Aloysius, appearing to her in a dream after his death, cured her. Well, abdicate he did,

and went to Rome. Even there, during his studies, if he was to " argue " in public, Cardinals in heavily gilt carriages rolled up; his opponents could not begin their dispute without extolling the Gonzaga glories; even

doctors, feeling his pulse, melted into ecstacies at being allowed to touch the veins in which so splendid a blood was throbbing. You can understand that Aloysius, whose temper was in reality violent, administered

some terrific snubs, and, having resolved to be finished with all that, found that it was not nearly so easy as he had expected.

At first, he was stiff in his behaviour and not, T think, much liked. Afterwards, he became more mellow, largely because of his devotion to the Holy Eucharist, and men used to seek his company, especially on the eves of Communions.

Persuasive Personality It is interesting that this young man was the only person who could settle the feud between his brother and the Duke of Mantua, head of the family. The Duke said that no lawyer, no dignitary, would have persuaded him to yield; he did so entirely because of the personality of Aloysius, who had had to be sent for from Rome to quell so fierce a family dispute.

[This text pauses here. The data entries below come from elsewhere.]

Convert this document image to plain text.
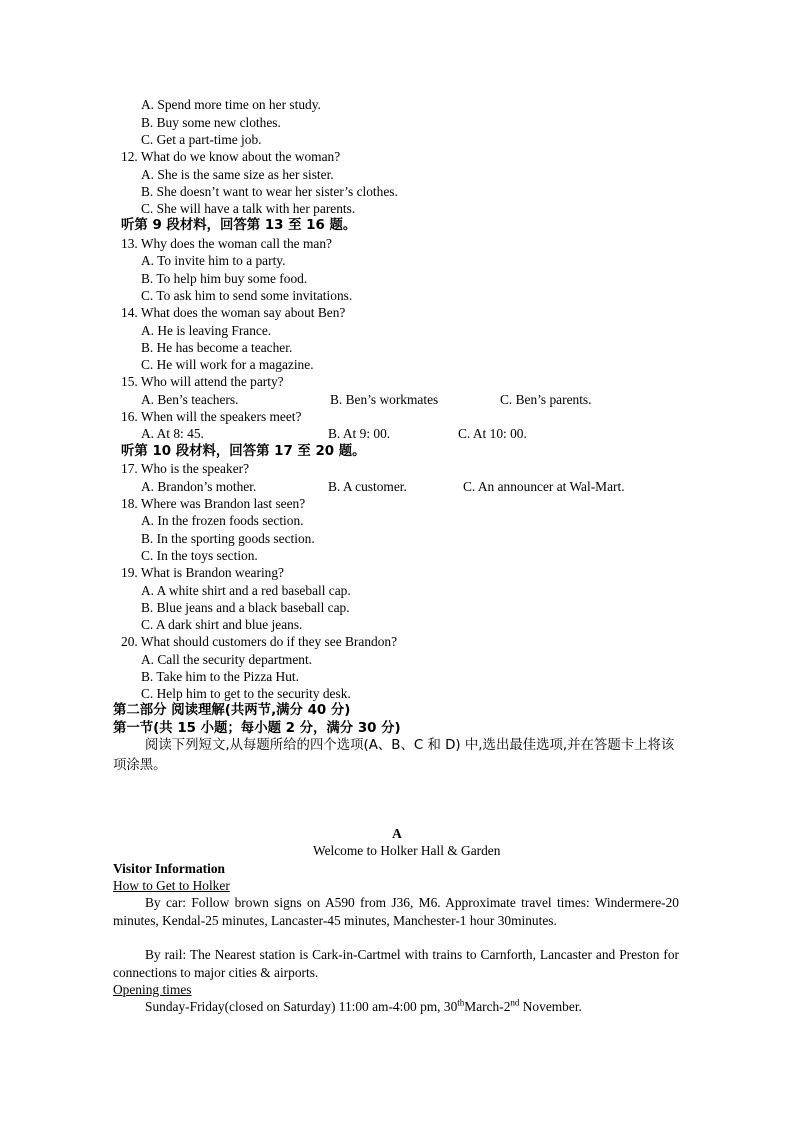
A. Spend more time on her study.
B. Buy some new clothes.
C. Get a part-time job.
12. What do we know about the woman?
A. She is the same size as her sister.
B. She doesn’t want to wear her sister’s clothes.
C. She will have a talk with her parents.
听第 9 段材料，回答第 13 至 16 题。
13. Why does the woman call the man?
A. To invite him to a party.
B. To help him buy some food.
C. To ask him to send some invitations.
14. What does the woman say about Ben?
A. He is leaving France.
B. He has become a teacher.
C. He will work for a magazine.
15. Who will attend the party?
A. Ben’s teachers.	B. Ben’s workmates	C. Ben’s parents.
16. When will the speakers meet?
A. At 8: 45.	B. At 9: 00.	C. At 10: 00.
听第 10 段材料，回答第 17 至 20 题。
17. Who is the speaker?
A. Brandon’s mother.	B. A customer.	C. An announcer at Wal-Mart.
18. Where was Brandon last seen?
A. In the frozen foods section.
B. In the sporting goods section.
C. In the toys section.
19. What is Brandon wearing?
A. A white shirt and a red baseball cap.
B. Blue jeans and a black baseball cap.
C. A dark shirt and blue jeans.
20. What should customers do if they see Brandon?
A. Call the security department.
B. Take him to the Pizza Hut.
C. Help him to get to the security desk.
第二部分 阅读理解(共两节,满分 40 分)
第一节(共 15 小题；每小题 2 分，满分 30 分)
阅读下列短文,从每题所给的四个选项(A、B、C 和 D) 中,选出最佳选项,并在答题卡上将该项涂黑。
A
Welcome to Holker Hall & Garden
Visitor Information
How to Get to Holker
By car: Follow brown signs on A590 from J36, M6. Approximate travel times: Windermere-20 minutes, Kendal-25 minutes, Lancaster-45 minutes, Manchester-1 hour 30minutes.
By rail: The Nearest station is Cark-in-Cartmel with trains to Carnforth, Lancaster and Preston for connections to major cities & airports.
Opening times
Sunday-Friday(closed on Saturday) 11:00 am-4:00 pm, 30thMarch-2nd November.
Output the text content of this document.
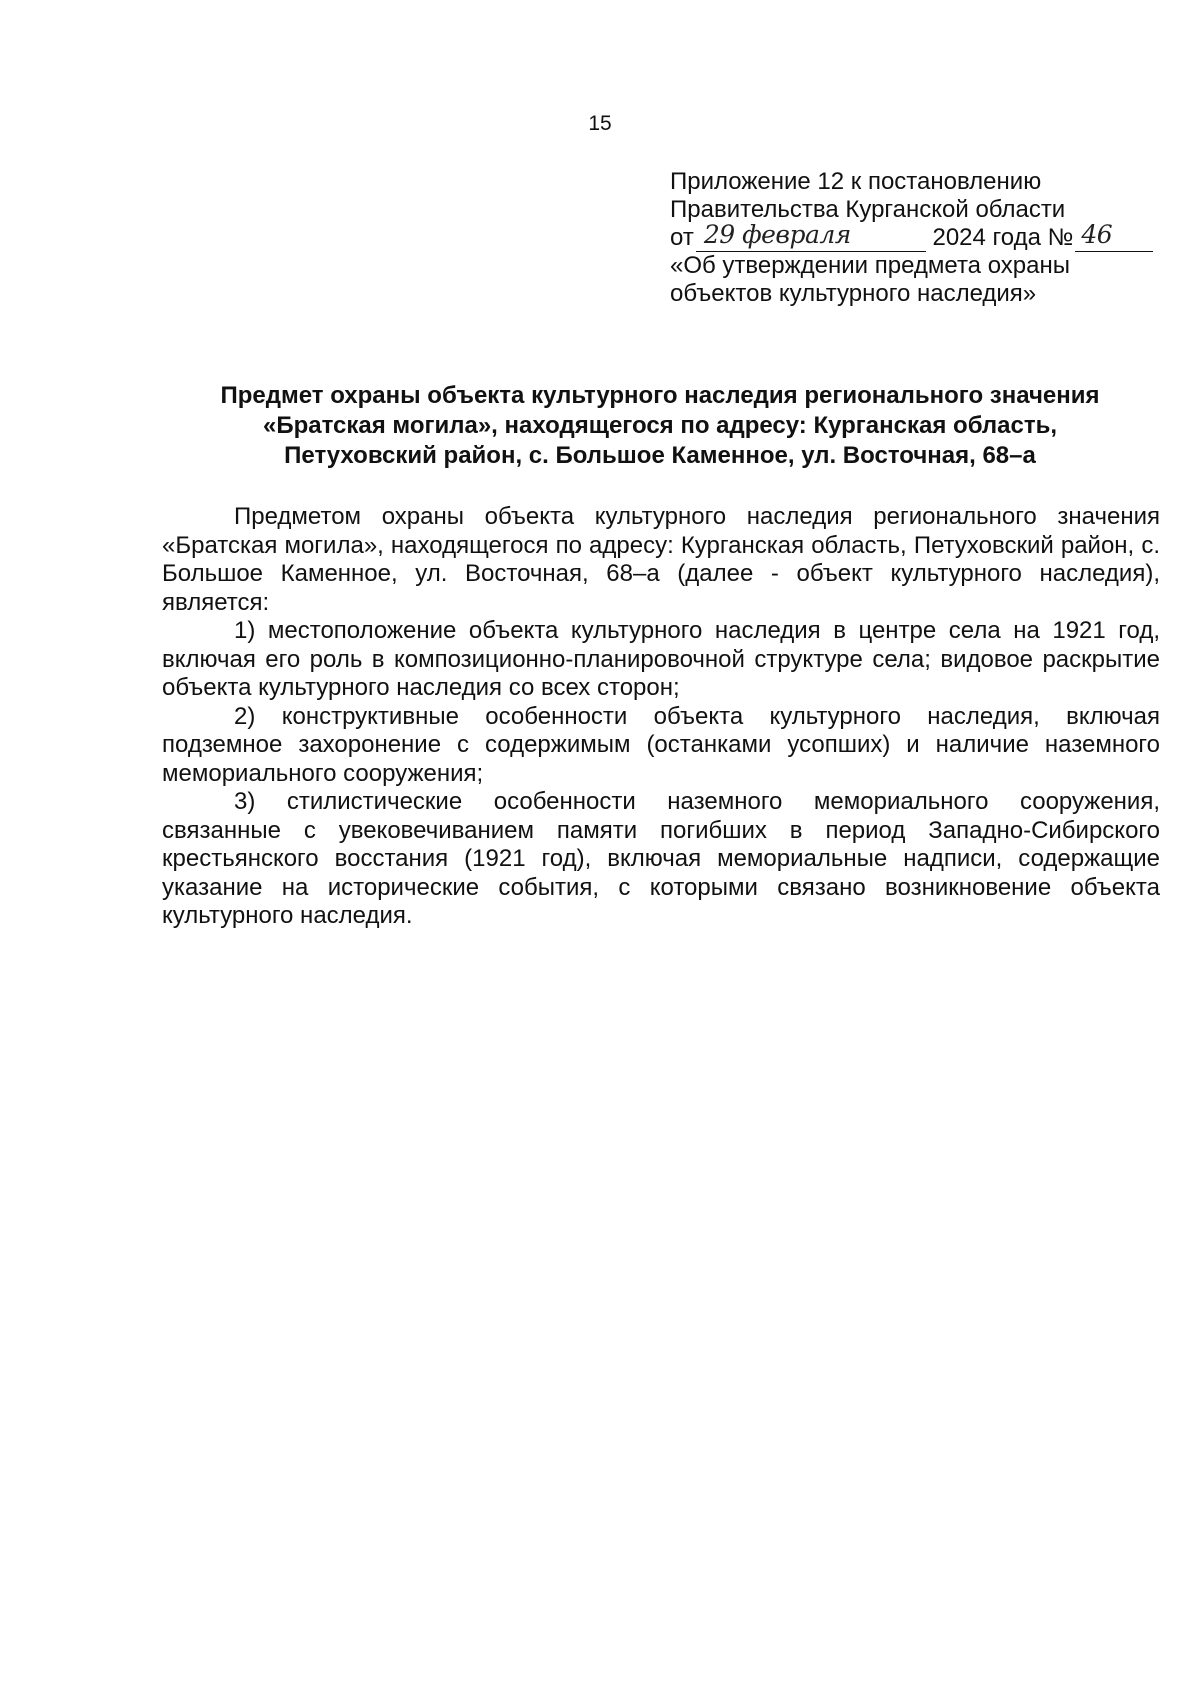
15
Приложение 12 к постановлению
Правительства Курганской области
от 29 февраля	2024 года № 46
«Об утверждении предмета охраны
объектов культурного наследия»
Предмет охраны объекта культурного наследия регионального значения
«Братская могила», находящегося по адресу: Курганская область,
Петуховский район, с. Большое Каменное, ул. Восточная, 68–а

Предметом охраны объекта культурного наследия регионального значения «Братская могила», находящегося по адресу: Курганская область, Петуховский район, с. Большое Каменное, ул. Восточная, 68–а (далее - объект культурного наследия), является:

1) местоположение объекта культурного наследия в центре села на 1921 год, включая его роль в композиционно-планировочной структуре села; видовое раскрытие объекта культурного наследия со всех сторон;

2) конструктивные особенности объекта культурного наследия, включая подземное захоронение с содержимым (останками усопших) и наличие наземного мемориального сооружения;

3) стилистические особенности наземного мемориального сооружения, связанные с увековечиванием памяти погибших в период Западно-Сибирского крестьянского восстания (1921 год), включая мемориальные надписи, содержащие указание на исторические события, с которыми связано возникновение объекта культурного наследия.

Soon after his return to Rome, plague

broke out. Aloysius, of course, volunteered to serve the stricken. The situation

was so appalling that in winter men crawled into dung-heaps for a little warmth; in summer, they lay naked in gutters if but thus they might find a drop of water. Contemporary records describe this. Aloysius used to hoist them on to his shoulders and carry them to hospitals where the stench was such that at first he went sick and faint till in

this too he conquered himself. Of no blasphemy, no obscene brutality, was he without experience. Some years ago, the Holy Father chose, as " characteristic " picture of him, one which showed the tall, gaunt, black-haired, big-nosed, squarejawed, young man carrying a plaguestricken man upon his back. " I am glad," said the Holy Father to me, " that you have not represented Aloysius as a little nun. He was volontarista — a man of will." (Not that " little nuns " cannot be women of will! The Pope did not decry little nuns nor certainly do I. But one cannot deny that Aloysius was not a nun.)

Slow Death

Of course he caught the infection. His dying was slow. He wrote unimaginably beautiful letters to his mother, whom he adored and who was certainly the strongest

influence in his life. She kept packing parcels — while the little clock chimed its hours—for him to distribute to the men in Rome—dying, as he was. As he lay helpless, they tried to muffle his head against the sudden chill of a Roman sunset. He whispered: "He died with nothing on His head." And yet—still later, the lad who had never given himself any ease during his life, asked to be shifted somewhatbed-sores were torturing him. But they dared not, and in their turn whispered: " He died nailed." He understood, and was content. Soon after that, he died and has left to all young men for ever an example of heroism such that we can but pray—whatever our age be—that we may imitate even the half of it.